Dementsprechend lagen zur Überzeugung des Senats bei der Klägerin im verfahrensgegenständlichen Zeitraum ab April 2016 auch zeitlich überwiegend Niedergeschlagenheit, Verzagtheit, Hilflosigkeit oder Hoffnungslosigkeit aufgrund einer therapieresistenten Depression i.S.v. § 45a Abs. 2 S. 1 Nr. 13 SGB XI a.F. vor. Dies ergibt sich nicht nur aus den plausiblen Feststellungen der Sachverständigen Baum, sondern eben auch wieder aus dem überaus plastischen psychopathologischen Befund, welchen der Sachverständige Dr. F anlässlich der von ihm durchgeführten Begutachtung im Berufungsverfahren erhoben hat und aus welchem er nachvollziehbar auf eine bereits zumindest ab April 2016 bestehende Depression/Angststörung schließt.

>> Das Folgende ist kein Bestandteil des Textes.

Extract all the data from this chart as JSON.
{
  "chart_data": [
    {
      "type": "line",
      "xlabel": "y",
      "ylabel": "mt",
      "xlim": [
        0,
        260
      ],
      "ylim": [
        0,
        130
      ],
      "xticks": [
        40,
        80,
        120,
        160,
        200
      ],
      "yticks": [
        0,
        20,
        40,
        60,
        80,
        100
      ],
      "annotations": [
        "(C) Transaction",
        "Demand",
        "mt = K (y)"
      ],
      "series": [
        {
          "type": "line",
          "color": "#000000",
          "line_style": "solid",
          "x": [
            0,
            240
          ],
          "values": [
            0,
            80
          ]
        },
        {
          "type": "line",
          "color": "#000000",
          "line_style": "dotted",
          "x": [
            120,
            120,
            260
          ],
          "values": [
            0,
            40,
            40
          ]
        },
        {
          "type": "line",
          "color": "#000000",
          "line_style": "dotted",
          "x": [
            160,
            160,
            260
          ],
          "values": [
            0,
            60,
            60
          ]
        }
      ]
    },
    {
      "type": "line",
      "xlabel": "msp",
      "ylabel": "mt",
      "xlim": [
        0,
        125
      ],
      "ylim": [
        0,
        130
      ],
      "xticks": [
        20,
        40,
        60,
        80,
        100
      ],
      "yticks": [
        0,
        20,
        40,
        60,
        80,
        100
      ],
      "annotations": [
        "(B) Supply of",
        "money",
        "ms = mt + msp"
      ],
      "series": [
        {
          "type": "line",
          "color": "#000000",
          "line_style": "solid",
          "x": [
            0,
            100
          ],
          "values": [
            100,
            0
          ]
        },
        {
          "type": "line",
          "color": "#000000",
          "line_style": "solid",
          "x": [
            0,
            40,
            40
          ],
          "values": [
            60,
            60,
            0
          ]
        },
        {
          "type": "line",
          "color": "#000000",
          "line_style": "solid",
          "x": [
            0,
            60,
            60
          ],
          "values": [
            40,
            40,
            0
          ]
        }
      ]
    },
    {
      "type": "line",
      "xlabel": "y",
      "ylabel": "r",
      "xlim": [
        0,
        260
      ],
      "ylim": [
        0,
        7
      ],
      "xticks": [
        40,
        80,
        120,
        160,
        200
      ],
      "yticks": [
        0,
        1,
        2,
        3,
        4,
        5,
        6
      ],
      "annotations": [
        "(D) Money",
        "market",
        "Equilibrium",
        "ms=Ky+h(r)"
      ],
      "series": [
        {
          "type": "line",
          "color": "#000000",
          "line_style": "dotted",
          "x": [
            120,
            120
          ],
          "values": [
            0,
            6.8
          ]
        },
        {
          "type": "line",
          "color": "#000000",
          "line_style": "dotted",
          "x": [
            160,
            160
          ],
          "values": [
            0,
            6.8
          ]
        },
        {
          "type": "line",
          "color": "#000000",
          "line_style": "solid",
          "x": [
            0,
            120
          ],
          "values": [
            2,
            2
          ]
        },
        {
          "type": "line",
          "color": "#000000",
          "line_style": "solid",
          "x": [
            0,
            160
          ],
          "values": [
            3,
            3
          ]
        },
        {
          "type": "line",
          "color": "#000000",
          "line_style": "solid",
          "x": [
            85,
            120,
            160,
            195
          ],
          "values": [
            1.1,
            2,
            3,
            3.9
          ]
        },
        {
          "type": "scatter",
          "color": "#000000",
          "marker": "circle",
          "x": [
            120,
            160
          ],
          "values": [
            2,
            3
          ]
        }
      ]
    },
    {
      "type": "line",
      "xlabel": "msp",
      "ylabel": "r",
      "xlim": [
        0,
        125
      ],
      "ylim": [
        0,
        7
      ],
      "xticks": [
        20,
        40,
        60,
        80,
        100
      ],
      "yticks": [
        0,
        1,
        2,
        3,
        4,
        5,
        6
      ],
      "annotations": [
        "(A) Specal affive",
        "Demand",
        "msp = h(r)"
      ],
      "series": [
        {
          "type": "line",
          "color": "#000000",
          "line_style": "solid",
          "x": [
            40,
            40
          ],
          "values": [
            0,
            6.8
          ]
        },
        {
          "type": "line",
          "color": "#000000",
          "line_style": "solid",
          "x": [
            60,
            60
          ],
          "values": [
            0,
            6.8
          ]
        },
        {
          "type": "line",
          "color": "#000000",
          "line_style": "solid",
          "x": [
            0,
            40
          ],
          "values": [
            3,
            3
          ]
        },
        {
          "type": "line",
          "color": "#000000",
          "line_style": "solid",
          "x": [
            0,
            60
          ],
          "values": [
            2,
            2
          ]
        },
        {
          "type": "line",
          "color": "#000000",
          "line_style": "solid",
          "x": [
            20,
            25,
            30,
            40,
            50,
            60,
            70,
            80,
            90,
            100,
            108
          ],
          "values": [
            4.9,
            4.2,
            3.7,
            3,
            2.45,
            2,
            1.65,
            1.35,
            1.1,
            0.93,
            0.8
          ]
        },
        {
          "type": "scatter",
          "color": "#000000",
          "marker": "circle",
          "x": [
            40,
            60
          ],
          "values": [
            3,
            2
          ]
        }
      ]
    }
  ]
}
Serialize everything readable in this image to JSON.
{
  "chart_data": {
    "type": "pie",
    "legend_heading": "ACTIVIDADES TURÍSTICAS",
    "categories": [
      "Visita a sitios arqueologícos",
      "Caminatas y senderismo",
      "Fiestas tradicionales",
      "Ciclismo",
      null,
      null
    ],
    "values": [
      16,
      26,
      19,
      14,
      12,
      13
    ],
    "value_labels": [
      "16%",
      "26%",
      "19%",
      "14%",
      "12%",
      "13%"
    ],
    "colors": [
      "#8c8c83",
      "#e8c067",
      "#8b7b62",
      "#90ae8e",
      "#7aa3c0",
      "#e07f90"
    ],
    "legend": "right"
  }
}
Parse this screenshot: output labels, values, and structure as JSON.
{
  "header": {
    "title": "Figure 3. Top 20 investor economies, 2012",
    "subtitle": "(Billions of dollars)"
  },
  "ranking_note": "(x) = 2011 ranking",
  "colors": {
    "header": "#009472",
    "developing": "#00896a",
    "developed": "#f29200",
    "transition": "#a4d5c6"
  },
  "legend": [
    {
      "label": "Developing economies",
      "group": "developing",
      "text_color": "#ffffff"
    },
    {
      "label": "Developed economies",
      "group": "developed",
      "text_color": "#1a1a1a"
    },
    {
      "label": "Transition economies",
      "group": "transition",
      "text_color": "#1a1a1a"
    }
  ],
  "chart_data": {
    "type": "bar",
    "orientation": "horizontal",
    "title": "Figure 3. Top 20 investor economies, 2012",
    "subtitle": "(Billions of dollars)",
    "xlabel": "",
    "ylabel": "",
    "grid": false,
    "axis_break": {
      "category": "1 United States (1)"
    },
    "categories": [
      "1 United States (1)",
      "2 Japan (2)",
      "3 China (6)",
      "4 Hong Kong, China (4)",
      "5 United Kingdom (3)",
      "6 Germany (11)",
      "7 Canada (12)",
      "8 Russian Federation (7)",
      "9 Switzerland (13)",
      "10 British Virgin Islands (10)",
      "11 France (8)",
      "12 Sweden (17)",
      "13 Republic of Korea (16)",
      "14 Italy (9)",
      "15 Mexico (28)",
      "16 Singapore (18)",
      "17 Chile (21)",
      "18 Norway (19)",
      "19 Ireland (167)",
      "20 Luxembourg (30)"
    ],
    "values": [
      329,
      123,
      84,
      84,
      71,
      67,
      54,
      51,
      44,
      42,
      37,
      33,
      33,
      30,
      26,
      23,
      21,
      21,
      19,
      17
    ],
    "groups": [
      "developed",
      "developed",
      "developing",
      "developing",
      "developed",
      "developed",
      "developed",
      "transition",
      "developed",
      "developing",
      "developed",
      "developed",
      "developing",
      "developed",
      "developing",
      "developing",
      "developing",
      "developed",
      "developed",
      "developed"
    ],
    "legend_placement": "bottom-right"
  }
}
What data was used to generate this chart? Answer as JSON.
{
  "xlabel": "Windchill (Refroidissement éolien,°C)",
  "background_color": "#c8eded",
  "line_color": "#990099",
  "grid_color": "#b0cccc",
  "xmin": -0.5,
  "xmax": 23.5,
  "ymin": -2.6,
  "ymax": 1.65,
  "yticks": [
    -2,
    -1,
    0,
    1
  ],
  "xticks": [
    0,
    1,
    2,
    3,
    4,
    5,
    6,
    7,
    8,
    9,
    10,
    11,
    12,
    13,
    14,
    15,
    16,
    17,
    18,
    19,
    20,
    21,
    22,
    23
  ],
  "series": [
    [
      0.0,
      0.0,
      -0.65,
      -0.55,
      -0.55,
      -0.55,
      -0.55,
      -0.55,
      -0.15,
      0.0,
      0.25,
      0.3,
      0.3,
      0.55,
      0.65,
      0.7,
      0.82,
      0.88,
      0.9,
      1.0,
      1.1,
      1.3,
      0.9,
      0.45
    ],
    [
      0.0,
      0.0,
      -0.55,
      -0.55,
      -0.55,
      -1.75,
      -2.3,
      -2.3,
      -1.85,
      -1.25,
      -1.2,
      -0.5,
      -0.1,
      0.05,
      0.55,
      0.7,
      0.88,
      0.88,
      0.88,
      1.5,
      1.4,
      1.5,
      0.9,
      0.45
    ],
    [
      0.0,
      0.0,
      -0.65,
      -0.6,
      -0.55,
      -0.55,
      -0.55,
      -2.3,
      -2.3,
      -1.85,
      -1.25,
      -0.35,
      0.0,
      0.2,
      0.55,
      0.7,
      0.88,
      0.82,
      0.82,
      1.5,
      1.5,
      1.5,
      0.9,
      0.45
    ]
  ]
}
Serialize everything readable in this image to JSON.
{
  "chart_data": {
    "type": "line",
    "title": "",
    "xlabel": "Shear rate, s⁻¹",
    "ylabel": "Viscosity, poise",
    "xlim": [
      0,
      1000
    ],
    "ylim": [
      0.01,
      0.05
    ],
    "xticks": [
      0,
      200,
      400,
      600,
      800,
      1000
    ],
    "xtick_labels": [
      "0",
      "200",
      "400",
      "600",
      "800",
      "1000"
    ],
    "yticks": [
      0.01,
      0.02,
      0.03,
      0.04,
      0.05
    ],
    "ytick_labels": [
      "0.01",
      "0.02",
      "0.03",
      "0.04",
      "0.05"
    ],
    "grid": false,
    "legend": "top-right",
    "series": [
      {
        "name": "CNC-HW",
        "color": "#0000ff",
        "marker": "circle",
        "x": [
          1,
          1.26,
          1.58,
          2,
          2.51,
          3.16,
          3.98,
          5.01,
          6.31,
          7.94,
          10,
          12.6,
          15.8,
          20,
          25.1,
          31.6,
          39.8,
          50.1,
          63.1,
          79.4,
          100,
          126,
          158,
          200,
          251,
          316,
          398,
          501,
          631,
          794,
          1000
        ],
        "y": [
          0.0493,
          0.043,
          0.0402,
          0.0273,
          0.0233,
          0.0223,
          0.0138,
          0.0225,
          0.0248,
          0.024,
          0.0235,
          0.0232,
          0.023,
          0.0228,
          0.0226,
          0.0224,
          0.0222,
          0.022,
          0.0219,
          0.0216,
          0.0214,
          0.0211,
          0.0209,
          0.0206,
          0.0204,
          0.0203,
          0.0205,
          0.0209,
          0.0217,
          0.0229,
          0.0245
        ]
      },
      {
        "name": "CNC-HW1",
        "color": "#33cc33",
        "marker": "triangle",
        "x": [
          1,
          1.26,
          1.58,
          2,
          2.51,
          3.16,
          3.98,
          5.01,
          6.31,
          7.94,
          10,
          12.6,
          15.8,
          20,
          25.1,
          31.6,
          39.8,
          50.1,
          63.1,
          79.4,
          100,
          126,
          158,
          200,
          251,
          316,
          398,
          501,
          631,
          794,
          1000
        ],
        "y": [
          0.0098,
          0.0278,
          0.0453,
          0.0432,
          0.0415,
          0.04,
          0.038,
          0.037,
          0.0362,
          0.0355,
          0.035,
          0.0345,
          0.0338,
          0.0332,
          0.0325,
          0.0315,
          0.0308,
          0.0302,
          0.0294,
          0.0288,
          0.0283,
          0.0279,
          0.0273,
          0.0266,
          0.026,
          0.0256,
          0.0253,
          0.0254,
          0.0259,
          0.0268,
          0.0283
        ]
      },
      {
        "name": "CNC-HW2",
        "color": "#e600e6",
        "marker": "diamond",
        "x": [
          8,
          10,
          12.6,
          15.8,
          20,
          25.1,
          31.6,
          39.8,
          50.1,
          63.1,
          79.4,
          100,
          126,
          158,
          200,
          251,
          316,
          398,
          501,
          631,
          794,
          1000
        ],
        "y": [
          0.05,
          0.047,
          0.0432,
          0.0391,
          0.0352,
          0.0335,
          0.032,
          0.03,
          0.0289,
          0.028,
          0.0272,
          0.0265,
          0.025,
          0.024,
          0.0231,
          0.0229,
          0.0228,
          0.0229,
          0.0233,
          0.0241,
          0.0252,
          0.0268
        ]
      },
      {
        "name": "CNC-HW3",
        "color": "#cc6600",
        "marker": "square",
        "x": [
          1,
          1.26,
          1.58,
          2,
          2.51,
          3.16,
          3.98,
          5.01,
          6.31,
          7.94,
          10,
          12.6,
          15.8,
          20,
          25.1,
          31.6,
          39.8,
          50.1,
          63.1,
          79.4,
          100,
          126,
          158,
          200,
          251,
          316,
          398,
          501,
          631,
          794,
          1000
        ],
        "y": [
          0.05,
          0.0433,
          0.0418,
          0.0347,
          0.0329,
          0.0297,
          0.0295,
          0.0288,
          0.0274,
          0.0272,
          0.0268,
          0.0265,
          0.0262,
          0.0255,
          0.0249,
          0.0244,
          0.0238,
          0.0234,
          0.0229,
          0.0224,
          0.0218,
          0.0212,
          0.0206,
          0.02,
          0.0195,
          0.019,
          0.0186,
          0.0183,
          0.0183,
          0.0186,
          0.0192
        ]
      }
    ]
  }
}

Da mithin in zwei der in § 45a Abs. 2 S. 1 SGB XI a.F. genannten Bereiche und zugleich im Bereich 1 bis 9 dauerhafte und regelmäßige Schädigungen/Fähigkeitsstörungen vorliegen, ist bereits von einer erheblichen Einschränkung der Alltagskompetenz auszugehen, so dass es nicht darauf ankommt, ob – was allerdings die ergänzende Stellungnahme von Dr. Fr im Hinblick auf § 45a Abs. 2 S. 1 Nr. 9 und 10 SGB XI a.F. nahe legt – noch weitere Schädigungen/Fähigkeitsstörungen bei der Klägerin gegeben sind.

Nach alldem ist den von der Klägerin hilfsweise gestellten Beweisanträgen nicht nachzugehen.

Die Kostenentscheidung beruht auf § 193 SGG und folgt dem Ausgang des Verfahrens in der Sache selbst.

Die Revision ist nicht gemäß § 160 Abs. 2 SGG zuzulassen.